Il est financé par l’Arabie saoudite
L'écrivain-journaliste algérien Kamel Daoud, auteur du roman "Meursault, contre-enquête", visé par une fatwa en Algérie pour ses positions libérales et laïques, appelle à mener une bataille culturelle contre le "fléau mondial" de l'islamisme radical.
Le finaliste du dernier prix Goncourt a déposé plainte contre l'activiste Abdelfatah Hamadache Ziraoui, qui a appelé en décembre sur sa page Facebook les autorités algériennes à le condamner à la peine capitale et à l'exécuter en public. Le parquet, en revanche, n'a pas déposé plainte ni pris depuis aucune mesure.
Kamel Daoud participait vendredi, au Salon du Livre de Paris, à un débat sur la liberté d'expression au côté du dessinateur Plantu, plus de deux mois après l'attentat meurtrier contre Charlie Hebdo.
QUESTION: Une fatwa émise par un imam algérien pèse sur vous depuis le mois de décembre: pourquoi êtes-vous pris pour cible?
REPONSE: "Je ne suis pas le seul à être pris pour cible: il y a d'autres gens, des pays, des populations, des musées, des touristes. Il s'agit des mêmes raisons: nous faisons face à un fléau mondial qui vise les personnes, la pensée différente, les libertés, la démocratie, la laïcité, tout ce qui est différent d'eux. Nous faisons face à un fascisme et ce fascisme a ses raisons. Les raisons officielles sont l'apostasie, une lecture très radicale de l'islam. Ils ont une vision du monde totalement névrotique, féodale, absurde, qu'ils veulent imposer au monde. Tous ceux qui ne se plient pas à cette vision-là sont à tuer à leurs yeux."
Q: L'imam qui a émis cette fatwa contre vous en Algérie peut-il le faire en toute impunité?
R: "Nous sommes en Algérie dans une situation assez bizarre. J'ai l'impression qu'il y a une sorte d'accord implicite entre le régime et les islamistes. Il y a une +pakistanisation+ de l'Algérie où une classe dominante contrôle l'économie et on laisse la rue, la morale sociale aux islamistes, qui font ce qu'ils veulent. J'ai déposé plainte contre cet islamiste, ce salafiste, mais rien n'a été fait jusqu'à maintenant et nous entamons le quatrième mois.

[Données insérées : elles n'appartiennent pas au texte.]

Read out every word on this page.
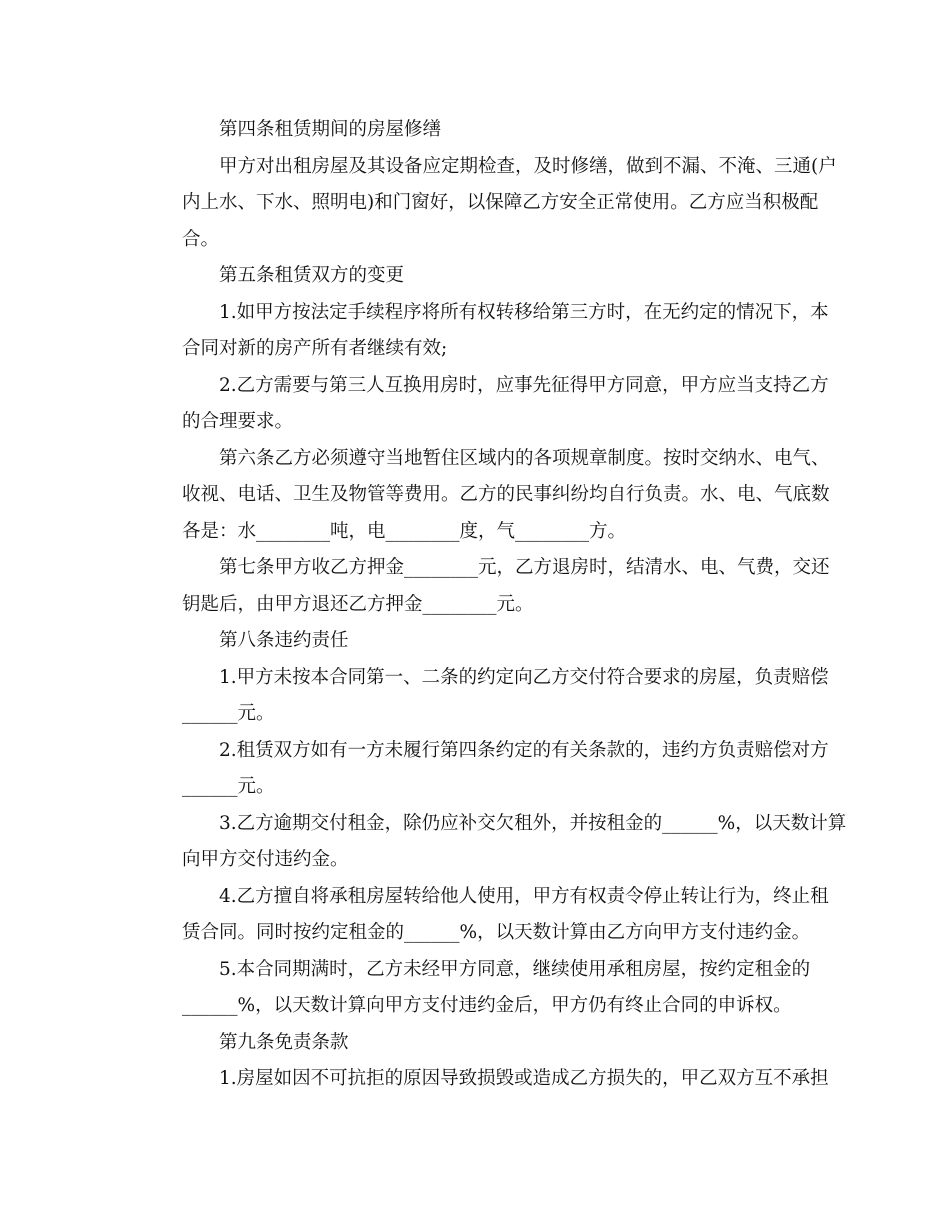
第四条租赁期间的房屋修缮

甲方对出租房屋及其设备应定期检查，及时修缮，做到不漏、不淹、三通(户
内上水、下水、照明电)和门窗好，以保障乙方安全正常使用。乙方应当积极配
合。

第五条租赁双方的变更

1.如甲方按法定手续程序将所有权转移给第三方时，在无约定的情况下，本
合同对新的房产所有者继续有效;

2.乙方需要与第三人互换用房时，应事先征得甲方同意，甲方应当支持乙方
的合理要求。

第六条乙方必须遵守当地暂住区域内的各项规章制度。按时交纳水、电气、
收视、电话、卫生及物管等费用。乙方的民事纠纷均自行负责。水、电、气底数
各是：水________吨，电________度，气________方。

第七条甲方收乙方押金________元，乙方退房时，结清水、电、气费，交还
钥匙后，由甲方退还乙方押金________元。

第八条违约责任

1.甲方未按本合同第一、二条的约定向乙方交付符合要求的房屋，负责赔偿
______元。

2.租赁双方如有一方未履行第四条约定的有关条款的，违约方负责赔偿对方
______元。

3.乙方逾期交付租金，除仍应补交欠租外，并按租金的______%，以天数计算
向甲方交付违约金。

4.乙方擅自将承租房屋转给他人使用，甲方有权责令停止转让行为，终止租
赁合同。同时按约定租金的______%，以天数计算由乙方向甲方支付违约金。

5.本合同期满时，乙方未经甲方同意，继续使用承租房屋，按约定租金的
______%，以天数计算向甲方支付违约金后，甲方仍有终止合同的申诉权。

第九条免责条款

1.房屋如因不可抗拒的原因导致损毁或造成乙方损失的，甲乙双方互不承担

Entre un accord, au nom de la réconciliation avec les islamistes, et moi, le choix était vite fait. La fatwa date du 16 décembre et j'ai déposé plainte le lendemain. Or, aucune action n'a été déclenchée. Ce salafiste a répété ses menaces sur des télévisions dites privées en Algérie. Il n'a pas du tout été inquiété. A Alger, quand des démocrates manifestent la police descend par milliers, mais lorsqu'il s'agit d'islamistes ils ne sont pas inquiétés."

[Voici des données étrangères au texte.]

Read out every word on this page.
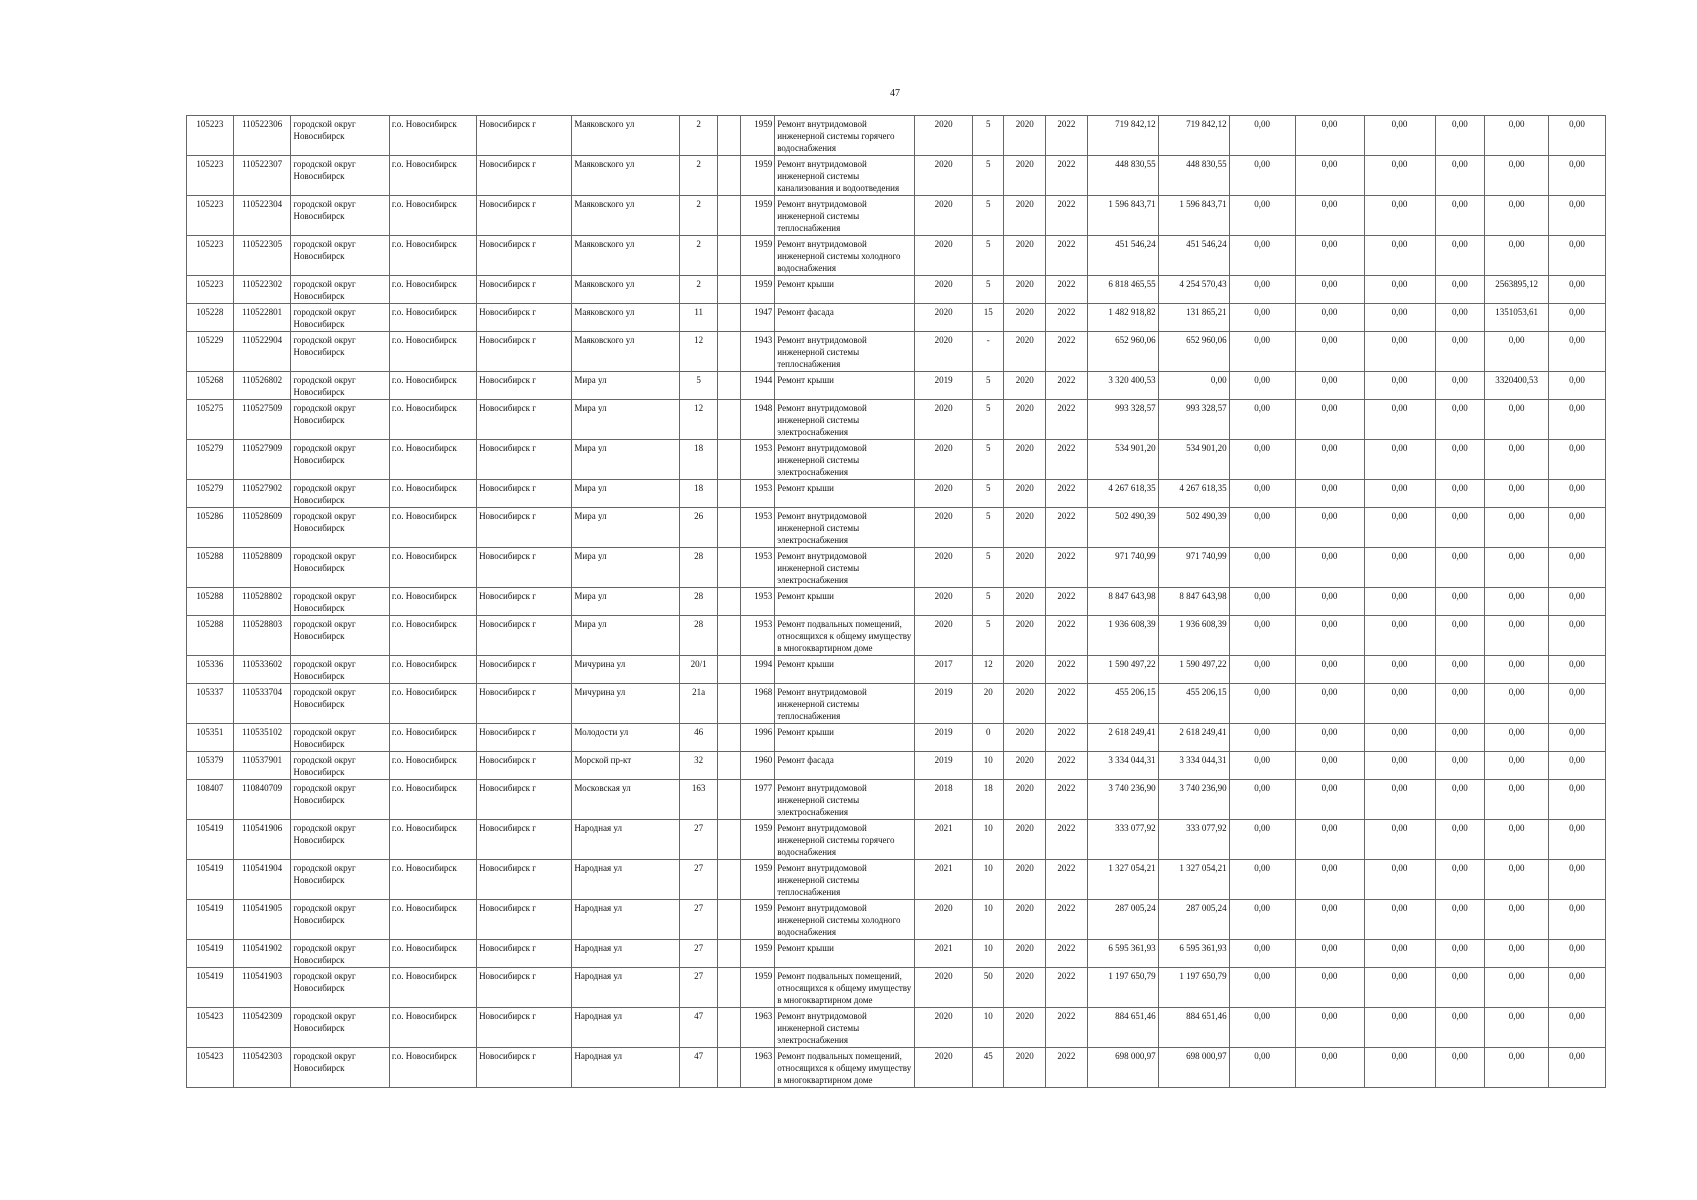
47
105223	110522306	городской округ Новосибирск	г.о. Новосибирск	Новосибирск г	Маяковского ул	2		1959	Ремонт внутридомовой инженерной системы горячего водоснабжения	2020	5	2020	2022	719 842,12	719 842,12	0,00	0,00	0,00	0,00	0,00	0,00
105223	110522307	городской округ Новосибирск	г.о. Новосибирск	Новосибирск г	Маяковского ул	2		1959	Ремонт внутридомовой инженерной системы канализования и водоотведения	2020	5	2020	2022	448 830,55	448 830,55	0,00	0,00	0,00	0,00	0,00	0,00
105223	110522304	городской округ Новосибирск	г.о. Новосибирск	Новосибирск г	Маяковского ул	2		1959	Ремонт внутридомовой инженерной системы теплоснабжения	2020	5	2020	2022	1 596 843,71	1 596 843,71	0,00	0,00	0,00	0,00	0,00	0,00
105223	110522305	городской округ Новосибирск	г.о. Новосибирск	Новосибирск г	Маяковского ул	2		1959	Ремонт внутридомовой инженерной системы холодного водоснабжения	2020	5	2020	2022	451 546,24	451 546,24	0,00	0,00	0,00	0,00	0,00	0,00
105223	110522302	городской округ Новосибирск	г.о. Новосибирск	Новосибирск г	Маяковского ул	2		1959	Ремонт крыши	2020	5	2020	2022	6 818 465,55	4 254 570,43	0,00	0,00	0,00	0,00	2563895,12	0,00
105228	110522801	городской округ Новосибирск	г.о. Новосибирск	Новосибирск г	Маяковского ул	11		1947	Ремонт фасада	2020	15	2020	2022	1 482 918,82	131 865,21	0,00	0,00	0,00	0,00	1351053,61	0,00
105229	110522904	городской округ Новосибирск	г.о. Новосибирск	Новосибирск г	Маяковского ул	12		1943	Ремонт внутридомовой инженерной системы теплоснабжения	2020	-	2020	2022	652 960,06	652 960,06	0,00	0,00	0,00	0,00	0,00	0,00
105268	110526802	городской округ Новосибирск	г.о. Новосибирск	Новосибирск г	Мира ул	5		1944	Ремонт крыши	2019	5	2020	2022	3 320 400,53	0,00	0,00	0,00	0,00	0,00	3320400,53	0,00
105275	110527509	городской округ Новосибирск	г.о. Новосибирск	Новосибирск г	Мира ул	12		1948	Ремонт внутридомовой инженерной системы электроснабжения	2020	5	2020	2022	993 328,57	993 328,57	0,00	0,00	0,00	0,00	0,00	0,00
105279	110527909	городской округ Новосибирск	г.о. Новосибирск	Новосибирск г	Мира ул	18		1953	Ремонт внутридомовой инженерной системы электроснабжения	2020	5	2020	2022	534 901,20	534 901,20	0,00	0,00	0,00	0,00	0,00	0,00
105279	110527902	городской округ Новосибирск	г.о. Новосибирск	Новосибирск г	Мира ул	18		1953	Ремонт крыши	2020	5	2020	2022	4 267 618,35	4 267 618,35	0,00	0,00	0,00	0,00	0,00	0,00
105286	110528609	городской округ Новосибирск	г.о. Новосибирск	Новосибирск г	Мира ул	26		1953	Ремонт внутридомовой инженерной системы электроснабжения	2020	5	2020	2022	502 490,39	502 490,39	0,00	0,00	0,00	0,00	0,00	0,00
105288	110528809	городской округ Новосибирск	г.о. Новосибирск	Новосибирск г	Мира ул	28		1953	Ремонт внутридомовой инженерной системы электроснабжения	2020	5	2020	2022	971 740,99	971 740,99	0,00	0,00	0,00	0,00	0,00	0,00
105288	110528802	городской округ Новосибирск	г.о. Новосибирск	Новосибирск г	Мира ул	28		1953	Ремонт крыши	2020	5	2020	2022	8 847 643,98	8 847 643,98	0,00	0,00	0,00	0,00	0,00	0,00
105288	110528803	городской округ Новосибирск	г.о. Новосибирск	Новосибирск г	Мира ул	28		1953	Ремонт подвальных помещений, относящихся к общему имуществу в многоквартирном доме	2020	5	2020	2022	1 936 608,39	1 936 608,39	0,00	0,00	0,00	0,00	0,00	0,00
105336	110533602	городской округ Новосибирск	г.о. Новосибирск	Новосибирск г	Мичурина ул	20/1		1994	Ремонт крыши	2017	12	2020	2022	1 590 497,22	1 590 497,22	0,00	0,00	0,00	0,00	0,00	0,00
105337	110533704	городской округ Новосибирск	г.о. Новосибирск	Новосибирск г	Мичурина ул	21а		1968	Ремонт внутридомовой инженерной системы теплоснабжения	2019	20	2020	2022	455 206,15	455 206,15	0,00	0,00	0,00	0,00	0,00	0,00
105351	110535102	городской округ Новосибирск	г.о. Новосибирск	Новосибирск г	Молодости ул	46		1996	Ремонт крыши	2019	0	2020	2022	2 618 249,41	2 618 249,41	0,00	0,00	0,00	0,00	0,00	0,00
105379	110537901	городской округ Новосибирск	г.о. Новосибирск	Новосибирск г	Морской пр-кт	32		1960	Ремонт фасада	2019	10	2020	2022	3 334 044,31	3 334 044,31	0,00	0,00	0,00	0,00	0,00	0,00
108407	110840709	городской округ Новосибирск	г.о. Новосибирск	Новосибирск г	Московская ул	163		1977	Ремонт внутридомовой инженерной системы электроснабжения	2018	18	2020	2022	3 740 236,90	3 740 236,90	0,00	0,00	0,00	0,00	0,00	0,00
105419	110541906	городской округ Новосибирск	г.о. Новосибирск	Новосибирск г	Народная ул	27		1959	Ремонт внутридомовой инженерной системы горячего водоснабжения	2021	10	2020	2022	333 077,92	333 077,92	0,00	0,00	0,00	0,00	0,00	0,00
105419	110541904	городской округ Новосибирск	г.о. Новосибирск	Новосибирск г	Народная ул	27		1959	Ремонт внутридомовой инженерной системы теплоснабжения	2021	10	2020	2022	1 327 054,21	1 327 054,21	0,00	0,00	0,00	0,00	0,00	0,00
105419	110541905	городской округ Новосибирск	г.о. Новосибирск	Новосибирск г	Народная ул	27		1959	Ремонт внутридомовой инженерной системы холодного водоснабжения	2020	10	2020	2022	287 005,24	287 005,24	0,00	0,00	0,00	0,00	0,00	0,00
105419	110541902	городской округ Новосибирск	г.о. Новосибирск	Новосибирск г	Народная ул	27		1959	Ремонт крыши	2021	10	2020	2022	6 595 361,93	6 595 361,93	0,00	0,00	0,00	0,00	0,00	0,00
105419	110541903	городской округ Новосибирск	г.о. Новосибирск	Новосибирск г	Народная ул	27		1959	Ремонт подвальных помещений, относящихся к общему имуществу в многоквартирном доме	2020	50	2020	2022	1 197 650,79	1 197 650,79	0,00	0,00	0,00	0,00	0,00	0,00
105423	110542309	городской округ Новосибирск	г.о. Новосибирск	Новосибирск г	Народная ул	47		1963	Ремонт внутридомовой инженерной системы электроснабжения	2020	10	2020	2022	884 651,46	884 651,46	0,00	0,00	0,00	0,00	0,00	0,00
105423	110542303	городской округ Новосибирск	г.о. Новосибирск	Новосибирск г	Народная ул	47		1963	Ремонт подвальных помещений, относящихся к общему имуществу в многоквартирном доме	2020	45	2020	2022	698 000,97	698 000,97	0,00	0,00	0,00	0,00	0,00	0,00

Q: Que peut-il être fait pour lutter contre l'islamisme?
R: "Il ne faut pas le laisser naître: il faut reprendre l'école, la culture. On ne naît pas islamiste, on le devient. Parce qu'on a été sensible à des thèses de propagande. D'où vient cette propagande? Par qui est-elle soutenue? Il faut des moyens financiers pour financer des chaînes satellitaires des islamistes et l'énorme diffusion de leurs livres. Cet argent vient de l'Arabie Saoudite et de certains autres pays du Moyen-Orient. L'enjeu est sécuritaire, certes, mais il est surtout culturel pour éviter que des gens basculent dans l'islamisme. Avec dix chaînes, peut-on peser face à un empire de mille chaînes qui inondent les banlieues de l'Europe et le monde arabe sans pratiquement aucun contrôle? Le combat est éditorial.

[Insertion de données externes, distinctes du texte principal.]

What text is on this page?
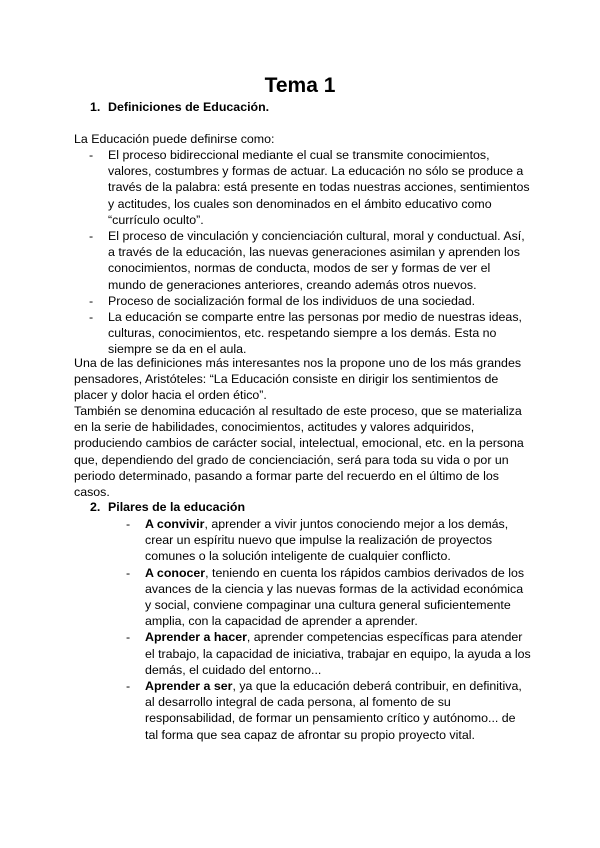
Tema 1
1. Definiciones de Educación.
La Educación puede definirse como:
- El proceso bidireccional mediante el cual se transmite conocimientos, valores, costumbres y formas de actuar. La educación no sólo se produce a través de la palabra: está presente en todas nuestras acciones, sentimientos y actitudes, los cuales son denominados en el ámbito educativo como “currículo oculto”.
- El proceso de vinculación y concienciación cultural, moral y conductual. Así, a través de la educación, las nuevas generaciones asimilan y aprenden los conocimientos, normas de conducta, modos de ser y formas de ver el mundo de generaciones anteriores, creando además otros nuevos.
- Proceso de socialización formal de los individuos de una sociedad.
- La educación se comparte entre las personas por medio de nuestras ideas, culturas, conocimientos, etc. respetando siempre a los demás. Esta no siempre se da en el aula.
Una de las definiciones más interesantes nos la propone uno de los más grandes pensadores, Aristóteles: “La Educación consiste en dirigir los sentimientos de placer y dolor hacia el orden ético”.
También se denomina educación al resultado de este proceso, que se materializa en la serie de habilidades, conocimientos, actitudes y valores adquiridos, produciendo cambios de carácter social, intelectual, emocional, etc. en la persona que, dependiendo del grado de concienciación, será para toda su vida o por un periodo determinado, pasando a formar parte del recuerdo en el último de los casos.
2. Pilares de la educación
- A convivir, aprender a vivir juntos conociendo mejor a los demás, crear un espíritu nuevo que impulse la realización de proyectos comunes o la solución inteligente de cualquier conflicto.
- A conocer, teniendo en cuenta los rápidos cambios derivados de los avances de la ciencia y las nuevas formas de la actividad económica y social, conviene compaginar una cultura general suficientemente amplia, con la capacidad de aprender a aprender.
- Aprender a hacer, aprender competencias específicas para atender el trabajo, la capacidad de iniciativa, trabajar en equipo, la ayuda a los demás, el cuidado del entorno...
- Aprender a ser, ya que la educación deberá contribuir, en definitiva, al desarrollo integral de cada persona, al fomento de su responsabilidad, de formar un pensamiento crítico y autónomo... de tal forma que sea capaz de afrontar su propio proyecto vital.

Si les islamistes s'attaquent d'abord à la culture, aux musées, aux livres, aux écrivains, aux intellectuels, ils le font parce qu'ils savent que l'enjeu est d'abord culturel. Dans le monde arabe, la faillite philosophique est immense, quand on n'est pas islamiste et qu'on cherche du sens, on n'a aucune alternative. On n'a rien sous la main pour s'expliquer sa présence au monde, sa sexualité, l'amour, la mort, toutes les grandes questions de l'homme. On n'enseigne rien à l'enfant, rien d'autre que ce que propose une religion et une seule lecture de cette religion."
Propos recueillis par Indalecio ALVAREZ.